I’m lucky in the sense that my friends and family mostly understand my job. Actually it’s taken years for some of my family to understand what it is I do, but that’s also partially because I always have my hand in a 100 different projects. But ultimately my inner circle of friends and family see the effort I put into my business and that my time is limited. Spending time with my family is a priority so I make a point of doing it. Even if it’s just a meal, it needs to happen.

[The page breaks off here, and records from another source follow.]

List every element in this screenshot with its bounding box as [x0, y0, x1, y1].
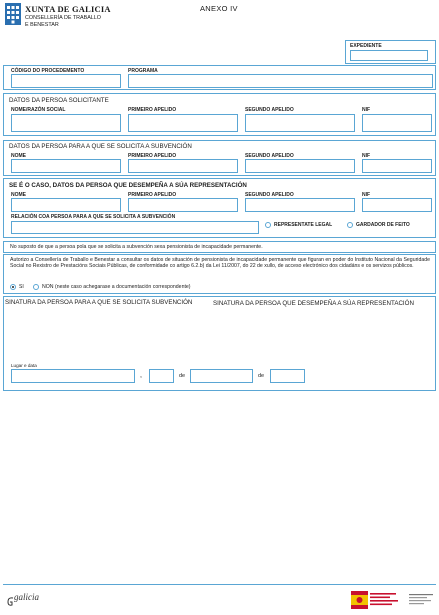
- applicant-nif-field[interactable]: [362, 114, 432, 132]
- comma-separator: ,: [140, 372, 142, 379]
- legal-representative-radio[interactable]: [265, 222, 271, 228]
- pension-notice-text: No suposto de que a persoa pola que se solicita a subvención sexa pensionista de incapacidade permanente.: [10, 244, 263, 250]
- beneficiary-name-field[interactable]: [11, 159, 121, 173]
- authorization-yes-label: SI: [19, 284, 24, 290]
- ministry-logo-icon: [351, 591, 403, 609]
- representative-nif-field[interactable]: [362, 198, 432, 212]
- day-field[interactable]: [149, 369, 174, 383]
- seal-logo-icon: [408, 591, 434, 609]
- annex-title: ANEXO IV: [200, 4, 238, 13]
- representative-second-surname-field[interactable]: [245, 198, 355, 212]
- expediente-label: EXPEDIENTE: [350, 43, 382, 49]
- representative-first-surname-label: PRIMEIRO APELIDO: [128, 192, 177, 198]
- beneficiary-name-label: NOME: [11, 153, 26, 159]
- de-facto-guardian-radio[interactable]: [347, 222, 353, 228]
- of-separator-1: de: [179, 373, 186, 379]
- program-field[interactable]: [128, 74, 433, 88]
- applicant-nif-label: NIF: [362, 107, 371, 113]
- applicant-name-label: NOME/RAZÓN SOCIAL: [11, 107, 66, 113]
- procedure-code-label: CÓDIGO DO PROCEDEMENTO: [11, 68, 85, 74]
- beneficiary-nif-field[interactable]: [362, 159, 432, 173]
- logo-subtitle-line-2: E BENESTAR: [25, 21, 59, 28]
- authorization-yes-radio[interactable]: [10, 284, 16, 290]
- logo-title: XUNTA DE GALICIA: [25, 4, 111, 14]
- of-separator-2: de: [258, 373, 265, 379]
- authorization-text: Autorizo a Consellería de Traballo e Benestar a consultar os datos de situación de pensionista de incapacidade permanente que figuran en poder do Instituto Nacional da Seguridade Social no Rexistro de Prestacións Sociais Públicas, de conformidade co artigo 6.2.b) da Lei 11/2007, do 22 de xullo, de acceso electrónico dos cidadáns e os servizos públicos.: [10, 257, 430, 270]
- representative-signature-label: SINATURA DA PERSOA QUE DESEMPEÑA A SÚA REPRESENTACIÓN: [213, 300, 414, 307]
- place-date-label: Lugar e data: [11, 363, 37, 368]
- beneficiary-first-surname-field[interactable]: [128, 159, 238, 173]
- expediente-field[interactable]: [350, 50, 428, 61]
- beneficiary-second-surname-label: SEGUNDO APELIDO: [245, 153, 294, 159]
- representative-first-surname-field[interactable]: [128, 198, 238, 212]
- representative-name-label: NOME: [11, 192, 26, 198]
- month-field[interactable]: [190, 369, 253, 383]
- year-field[interactable]: [270, 369, 305, 383]
- relation-field[interactable]: [11, 221, 259, 234]
- logo-subtitle: [25, 15, 101, 28]
- legal-representative-label: REPRESENTATE LEGAL: [274, 222, 333, 228]
- beneficiary-second-surname-field[interactable]: [245, 159, 355, 173]
- representative-name-field[interactable]: [11, 198, 121, 212]
- galicia-mark-icon: [7, 593, 14, 602]
- applicant-second-surname-label: SEGUNDO APELIDO: [245, 107, 294, 113]
- footer-divider: [3, 584, 436, 585]
- authorization-no-label: NON (neste caso achegarase a documentación correspondente): [42, 284, 191, 290]
- beneficiary-section-title: DATOS DA PERSOA PARA A QUE SE SOLICITA A SUBVENCIÓN: [9, 143, 192, 150]
- representative-section-title: SE É O CASO, DATOS DA PERSOA QUE DESEMPEÑA A SÚA REPRESENTACIÓN: [9, 182, 247, 189]
- representative-nif-label: NIF: [362, 192, 371, 198]
- applicant-name-field[interactable]: [11, 114, 121, 132]
- beneficiary-signature-label: SINATURA DA PERSOA PARA A QUE SE SOLICITA SUBVENCIÓN: [5, 299, 193, 306]
- authorization-no-radio[interactable]: [33, 284, 39, 290]
- applicant-first-surname-label: PRIMEIRO APELIDO: [128, 107, 177, 113]
- beneficiary-first-surname-label: PRIMEIRO APELIDO: [128, 153, 177, 159]
- de-facto-guardian-label: GARDADOR DE FEITO: [356, 222, 410, 228]
- xunta-logo-icon: [5, 3, 21, 25]
- procedure-code-field[interactable]: [11, 74, 121, 88]
- beneficiary-nif-label: NIF: [362, 153, 371, 159]
- galicia-logo: galicia: [14, 592, 39, 602]
- representative-second-surname-label: SEGUNDO APELIDO: [245, 192, 294, 198]
- applicant-first-surname-field[interactable]: [128, 114, 238, 132]
- place-field[interactable]: [11, 369, 135, 383]
- applicant-second-surname-field[interactable]: [245, 114, 355, 132]
- logo-subtitle-line-1: CONSELLERÍA DE TRABALLO: [25, 15, 101, 21]
- applicant-section-title: DATOS DA PERSOA SOLICITANTE: [9, 97, 109, 104]
- relation-label: RELACIÓN COA PERSOA PARA A QUE SE SOLICITA A SUBVENCIÓN: [11, 214, 176, 220]
- program-label: PROGRAMA: [128, 68, 158, 74]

To put things into perspective imagine this, 2 days per week I shoot in the city for a few hours. The commute there & back is obviously traffic-filled, as optimal lighting is either early in the morning or the afternoon so…traffic. Therefore, my little 2-3 hours shoot just turned into a 4-5 hour ordeal. Half the day, gone. Then, the other days I’m attending events, meeting, dinners (also all in the city), so I’m chained to my desk in the morning to get through emails, write blog posts, manage the business, etc., leaving me with no time to really grocery shop, work out, hang out. SO, one morning per week I allow myself a few hours to get my errands done (groceries, dry cleaning, Target, etc.). Now comes the weekend, I’m exhausted–physically, mentally, & sometimes emotionally (depending on the week)–and I need to spend quality time with my husband, who during the week is working all day. If we happen to have a few spare hours do I really want to make plans? No. I want to relax, be home, hang with the dogs, read a book.

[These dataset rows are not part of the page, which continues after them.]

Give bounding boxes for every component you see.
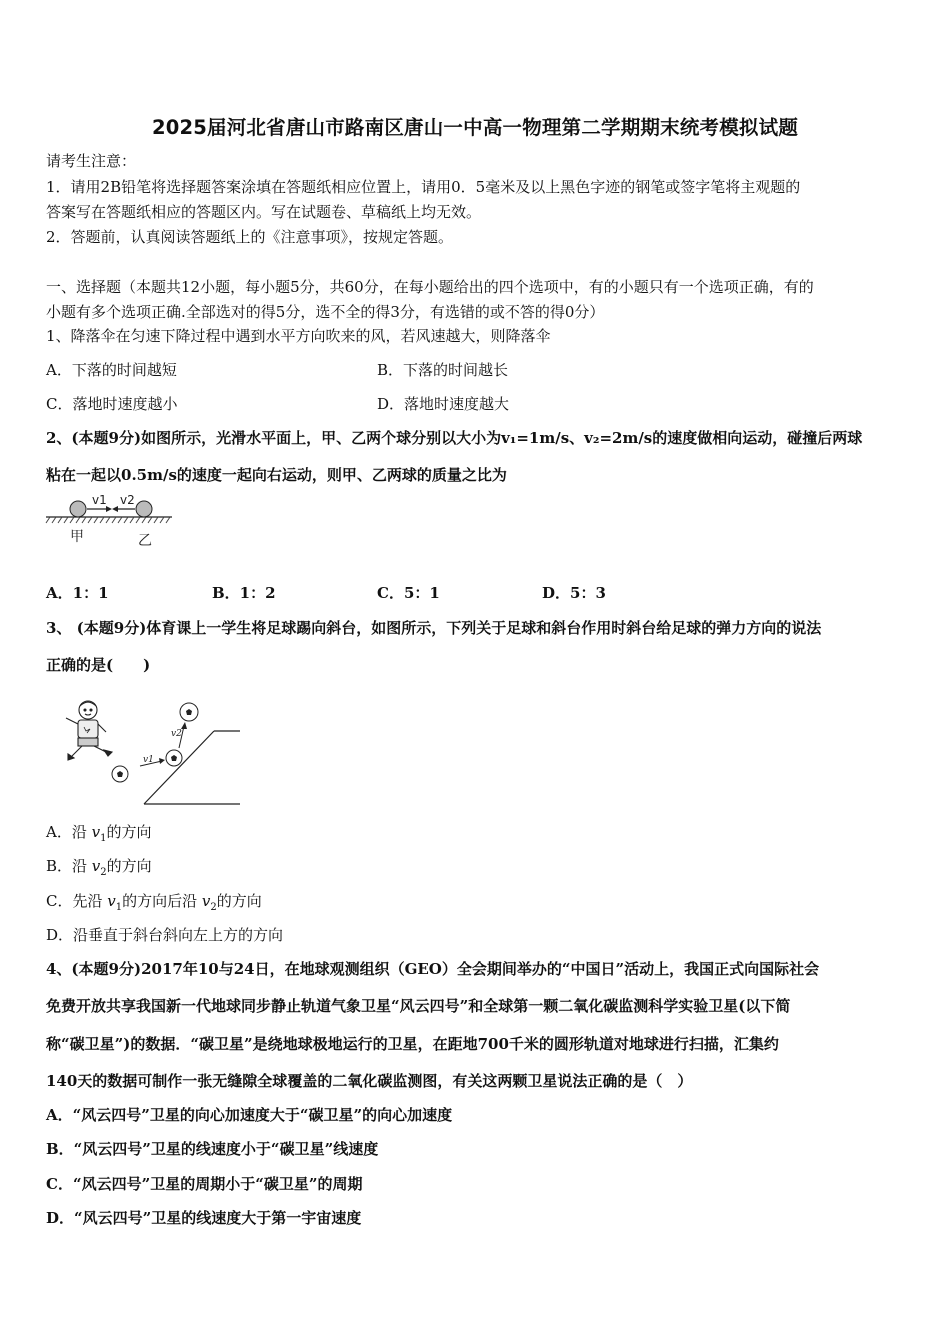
q4-stem-line-1: 4、(本题9分)2017年10与24日，在地球观测组织（GEO）全会期间举办的“中国日”活动上，我国正式向国际社会 <box>46 960 820 978</box>
q4-option-a: A．“风云四号”卫星的向心加速度大于“碳卫星”的向心加速度 <box>46 1106 453 1124</box>
q2-fig-v2-label: v2 <box>120 493 135 507</box>
q2-collision-figure <box>44 492 176 552</box>
notice-item-2: 2．答题前，认真阅读答题纸上的《注意事项》，按规定答题。 <box>46 228 454 246</box>
q4-stem-line-4: 140天的数据可制作一张无缝隙全球覆盖的二氧化碳监测图，有关这两颗卫星说法正确的是（ ） <box>46 1072 693 1090</box>
q1-option-b: B．下落的时间越长 <box>377 361 509 379</box>
notice-item-1-line-2: 答案写在答题纸相应的答题区内。写在试题卷、草稿纸上均无效。 <box>46 203 482 221</box>
q2-fig-jia-label: 甲 <box>70 529 84 545</box>
soccer-ball-icon <box>166 750 182 766</box>
q2-option-d: D．5：3 <box>542 584 606 602</box>
q4-option-c: C．“风云四号”卫星的周期小于“碳卫星”的周期 <box>46 1175 363 1193</box>
q1-option-a: A．下落的时间越短 <box>46 361 177 379</box>
q2-option-a: A．1：1 <box>46 584 109 602</box>
q3-option-b: B．沿 $v_2$的方向 <box>46 857 152 878</box>
q2-stem-line-2: 粘在一起以0.5m/s的速度一起向右运动，则甲、乙两球的质量之比为 <box>46 466 507 484</box>
q2-option-c: C．5：1 <box>377 584 440 602</box>
page-title: 2025届河北省唐山市路南区唐山一中高一物理第二学期期末统考模拟试题 <box>151 116 799 139</box>
q2-option-b: B．1：2 <box>212 584 276 602</box>
q3-option-c: C．先沿 $v_1$的方向后沿 $v_2$的方向 <box>46 892 262 913</box>
q2-fig-v1-label: v1 <box>92 493 107 507</box>
q3-option-a: A．沿 $v_1$的方向 <box>46 823 152 844</box>
q3-option-d: D．沿垂直于斜台斜向左上方的方向 <box>46 926 284 944</box>
q4-stem-line-2: 免费开放共享我国新一代地球同步静止轨道气象卫星“风云四号”和全球第一颗二氧化碳监测科学实验卫星(以下简 <box>46 997 791 1015</box>
q3-stem-line-2: 正确的是( ) <box>46 656 151 674</box>
q4-stem-line-3: 称“碳卫星”)的数据．“碳卫星”是绕地球极地运行的卫星，在距地700千米的圆形轨道对地球进行扫描，汇集约 <box>46 1035 779 1053</box>
q1-stem: 1、降落伞在匀速下降过程中遇到水平方向吹来的风，若风速越大，则降落伞 <box>46 327 551 345</box>
q3-incline-figure <box>44 694 244 808</box>
q3-fig-v1-label: v1 <box>143 755 154 765</box>
soccer-ball-icon <box>180 703 198 721</box>
soccer-ball-icon <box>112 766 128 782</box>
q1-option-d: D．落地时速度越大 <box>377 395 510 413</box>
q4-option-d: D．“风云四号”卫星的线速度大于第一宇宙速度 <box>46 1209 362 1227</box>
q3-fig-v2-label: v2 <box>171 729 182 739</box>
notice-item-1-line-1: 1．请用2B铅笔将选择题答案涂填在答题纸相应位置上，请用0．5毫米及以上黑色字迹的钢笔或签字笔将主观题的 <box>46 178 801 196</box>
student-icon <box>66 701 112 760</box>
section-heading-line-1: 一、选择题（本题共12小题，每小题5分，共60分，在每小题给出的四个选项中，有的小题只有一个选项正确，有的 <box>46 278 814 296</box>
q3-stem-line-1: 3、 (本题9分)体育课上一学生将足球踢向斜台，如图所示，下列关于足球和斜台作用时斜台给足球的弹力方向的说法 <box>46 619 822 637</box>
notice-heading: 请考生注意： <box>46 152 137 170</box>
section-heading-line-2: 小题有多个选项正确.全部选对的得5分，选不全的得3分，有选错的或不答的得0分） <box>46 303 605 321</box>
q2-stem-line-1: 2、(本题9分)如图所示，光滑水平面上，甲、乙两个球分别以大小为v₁=1m/s、v₂=2m/s的速度做相向运动，碰撞后两球 <box>46 429 863 447</box>
q2-fig-yi-label: 乙 <box>138 533 152 549</box>
q1-option-c: C．落地时速度越小 <box>46 395 178 413</box>
q4-option-b: B．“风云四号”卫星的线速度小于“碳卫星”线速度 <box>46 1140 379 1158</box>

It can come off sounding like excuses to others because, yes, we all work. We all work, and I don’t have kids (love that reminder), so why am I any different? The truth is, I’m not any different. I just chose to spend my time differently. I used to feel guilty for not having the energy or just not wanting to do something, and would force myself. This may be something that comes with age, but I’ve learned that saying ‘no’ does not make me a bad friend. True friends will understand, and true friends will support your decisions. Some of my friendships have slowly fizzled and I’m well aware that my lack of availability is the reason, but honestly, I don’t really feel a loss. I’ve had to filter my surroundings and now I see who really is a true friend.
This post isn’t intended to bash friendships BTW, it just sort of comes with the territory of finding a work-play balance. I’m not perfect; I know I can improve on the balance, but I’m doing my best and right now this is where I’m at. As life goes on and things change, I’m navigating the best way I know.
Someone recently asked me about work-family balance and it made me realize that probably many of us deal with this struggle as bloggers and entrepreneurs. It’s hard work, but when it makes you happy, everyone around you should be able to recognize that and be there for you. Do any of you have any tips or experience dealing with this? What works for you? Share with me.